Lauren Quin: Clutches

July 3 - Sept 4, 2020

1819 3rd Ave

    Early March. I’m in Lauren Quin’s studio, and Peter Harkawik is staring hypnotically at one of her canvases. “I don’t want to go behind the door to see how the sausage is made,” he blurts out. This one is of purple forms that look something like yes, sausages, the kind that are made behind a door too. The kind connected by those little strings (one long string that goes all the way through?) made by the butchers in mafia movies who look up when the gunshot goes off. But the forms are not sausages, they’re worms, intestines, and worm intestines and shit and what it feels like to drive around on the freeways and what the freeways look like from above. These organisms are involved in a process that is the painting that contains them. They’re moving towards something but not always finishing, just moving to move. I think of graphic renderings of the human body in an advertisement for cosmetic surgery, a glowing blue spot indicating where the pain might be. Or of 2-dimensional maps that extract a particular block and zoom into it in a detailed circle on top of the map. This shift in scale is constantly happening in these paintings; it’s like looking at the big picture and the details all at once. “Rubbing a sticker for a few weeks till it’s white,” Lauren responds while looking at one of her paintings. There is something perverse in this process of obsessively rubbing, something essential to painting. It’s not a process of erasing but of chipping away at something until what’s left is not nothing, it’s still something but it’s just white.

    Late June. All we seem to know is before and after, fixated on the instant that something became something else. Pre-quar, pre-Fairfax protest, pre-November 2016. We don’t really know what day it was, but we know if it happened before or after.

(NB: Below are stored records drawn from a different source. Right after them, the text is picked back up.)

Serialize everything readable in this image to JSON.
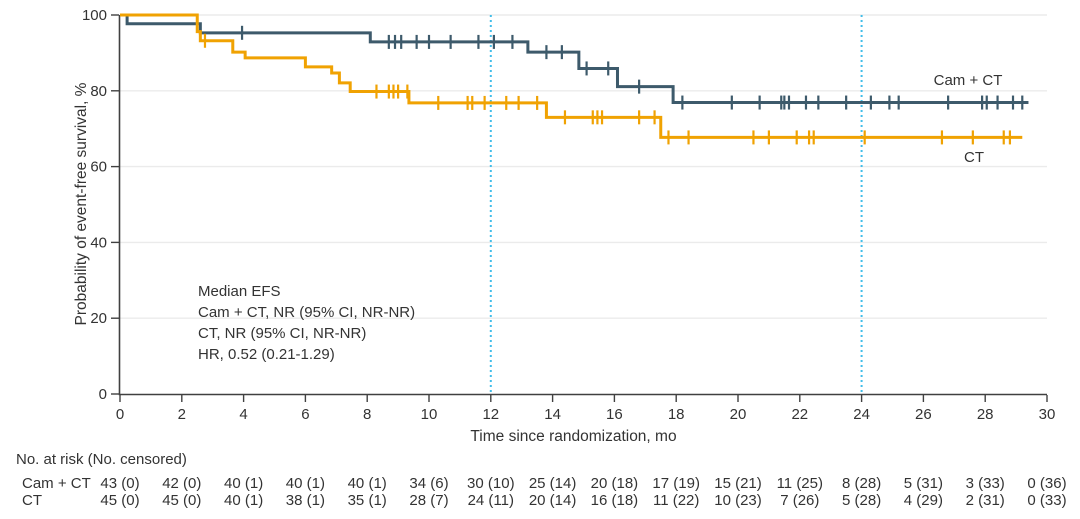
{
  "chart_data": {
    "type": "line",
    "subtype": "kaplan-meier-step",
    "title": "",
    "xlabel": "Time since randomization, mo",
    "ylabel": "Probability of event-free survival, %",
    "xlim": [
      0,
      30
    ],
    "ylim": [
      0,
      100
    ],
    "x_ticks": [
      0,
      2,
      4,
      6,
      8,
      10,
      12,
      14,
      16,
      18,
      20,
      22,
      24,
      26,
      28,
      30
    ],
    "y_ticks": [
      0,
      20,
      40,
      60,
      80,
      100
    ],
    "grid": "horizontal-on",
    "legend_position": "right-inline",
    "reference_lines_x": [
      12,
      24
    ],
    "reference_line_style": "dotted",
    "colors": {
      "cam_ct": "#3d5a6b",
      "ct": "#f0a202",
      "reference": "#41bde9",
      "axis": "#404040",
      "grid": "#ebebeb",
      "text": "#333333"
    },
    "series": [
      {
        "name": "Cam + CT",
        "color": "#3d5a6b",
        "start_level": 100,
        "drops": [
          [
            0.23,
            97.7
          ],
          [
            2.6,
            95.3
          ],
          [
            8.1,
            92.9
          ],
          [
            13.2,
            90.2
          ],
          [
            14.85,
            85.9
          ],
          [
            16.1,
            81.1
          ],
          [
            17.9,
            76.9
          ]
        ],
        "end_x": 29.4,
        "censors": [
          [
            3.95,
            95.3
          ],
          [
            8.7,
            92.9
          ],
          [
            8.9,
            92.9
          ],
          [
            9.1,
            92.9
          ],
          [
            9.6,
            92.9
          ],
          [
            10.0,
            92.9
          ],
          [
            10.7,
            92.9
          ],
          [
            11.6,
            92.9
          ],
          [
            12.1,
            92.9
          ],
          [
            12.7,
            92.9
          ],
          [
            13.8,
            90.2
          ],
          [
            14.3,
            90.2
          ],
          [
            15.1,
            85.9
          ],
          [
            15.8,
            85.9
          ],
          [
            16.8,
            81.1
          ],
          [
            18.2,
            76.9
          ],
          [
            19.8,
            76.9
          ],
          [
            20.7,
            76.9
          ],
          [
            21.4,
            76.9
          ],
          [
            21.5,
            76.9
          ],
          [
            21.65,
            76.9
          ],
          [
            22.2,
            76.9
          ],
          [
            22.6,
            76.9
          ],
          [
            23.5,
            76.9
          ],
          [
            24.3,
            76.9
          ],
          [
            24.9,
            76.9
          ],
          [
            25.2,
            76.9
          ],
          [
            26.8,
            76.9
          ],
          [
            27.9,
            76.9
          ],
          [
            28.05,
            76.9
          ],
          [
            28.4,
            76.9
          ],
          [
            28.9,
            76.9
          ],
          [
            29.2,
            76.9
          ]
        ]
      },
      {
        "name": "CT",
        "color": "#f0a202",
        "start_level": 100,
        "drops": [
          [
            2.5,
            95.6
          ],
          [
            2.6,
            93.2
          ],
          [
            3.65,
            90.2
          ],
          [
            4.05,
            88.7
          ],
          [
            6.0,
            86.3
          ],
          [
            6.85,
            84.7
          ],
          [
            7.1,
            82.1
          ],
          [
            7.45,
            79.8
          ],
          [
            9.35,
            76.8
          ],
          [
            13.8,
            73.0
          ],
          [
            17.5,
            67.7
          ]
        ],
        "end_x": 29.2,
        "censors": [
          [
            2.75,
            93.2
          ],
          [
            8.3,
            79.8
          ],
          [
            8.7,
            79.8
          ],
          [
            8.85,
            79.8
          ],
          [
            9.0,
            79.8
          ],
          [
            9.3,
            79.8
          ],
          [
            10.3,
            76.8
          ],
          [
            11.25,
            76.8
          ],
          [
            11.4,
            76.8
          ],
          [
            11.8,
            76.8
          ],
          [
            12.5,
            76.8
          ],
          [
            12.9,
            76.8
          ],
          [
            13.5,
            76.8
          ],
          [
            14.4,
            73.0
          ],
          [
            15.3,
            73.0
          ],
          [
            15.45,
            73.0
          ],
          [
            15.6,
            73.0
          ],
          [
            16.8,
            73.0
          ],
          [
            17.3,
            73.0
          ],
          [
            17.75,
            67.7
          ],
          [
            18.4,
            67.7
          ],
          [
            20.5,
            67.7
          ],
          [
            21.0,
            67.7
          ],
          [
            21.9,
            67.7
          ],
          [
            22.3,
            67.7
          ],
          [
            22.45,
            67.7
          ],
          [
            24.1,
            67.7
          ],
          [
            26.6,
            67.7
          ],
          [
            27.6,
            67.7
          ],
          [
            28.6,
            67.7
          ],
          [
            28.8,
            67.7
          ]
        ]
      }
    ],
    "annotation": {
      "lines": [
        "Median EFS",
        "Cam + CT, NR (95% CI, NR-NR)",
        "CT, NR (95% CI, NR-NR)",
        "HR, 0.52 (0.21-1.29)"
      ]
    }
  },
  "risk_table": {
    "header": "No. at risk (No. censored)",
    "months": [
      0,
      2,
      4,
      6,
      8,
      10,
      12,
      14,
      16,
      18,
      20,
      22,
      24,
      26,
      28,
      30
    ],
    "rows": [
      {
        "label": "Cam + CT",
        "values": [
          "43 (0)",
          "42 (0)",
          "40 (1)",
          "40 (1)",
          "40 (1)",
          "34 (6)",
          "30 (10)",
          "25 (14)",
          "20 (18)",
          "17 (19)",
          "15 (21)",
          "11 (25)",
          "8 (28)",
          "5 (31)",
          "3 (33)",
          "0 (36)"
        ]
      },
      {
        "label": "CT",
        "values": [
          "45 (0)",
          "45 (0)",
          "40 (1)",
          "38 (1)",
          "35 (1)",
          "28 (7)",
          "24 (11)",
          "20 (14)",
          "16 (18)",
          "11 (22)",
          "10 (23)",
          "7 (26)",
          "5 (28)",
          "4 (29)",
          "2 (31)",
          "0 (33)"
        ]
      }
    ]
  }
}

For years, my richest uncle has talked about wanting to freeze himself. Every year for Christmas, he gets the women in my family anti-aging cosmetics so advanced that they don’t yet come in nice, pleasing packaging, but rather in a generic scientific box with big words impossible to pronounce and graphics of humans evolving. He’s rich from computers. He has no wife or children. He has a small house where he lives alone with a backyard full of rotting weeds. Freezing himself would presumably eliminate having to deal with the change that happens between before and after. If all goes according to plan, after would be the same as before.

I saw Lauren Quin’s paintings before. Right before, when I had to cancel my birthday party and my reservation at Musso and Frank’s. Then the world changed—actually, the world broke open. I saw the paintings again after, thinking mostly about the recurring image that is printed on the back of many of Quin’s canvases: hands holding two eggs or hands holding a bat, an image she pushes to abstraction with paint. They are images of precarity just about to break open. Eggs are just as close to life as they are to death, cracking and splat. Each painting identifies something that’s hardly there, just about to slip through your fingers, but, “clutch.”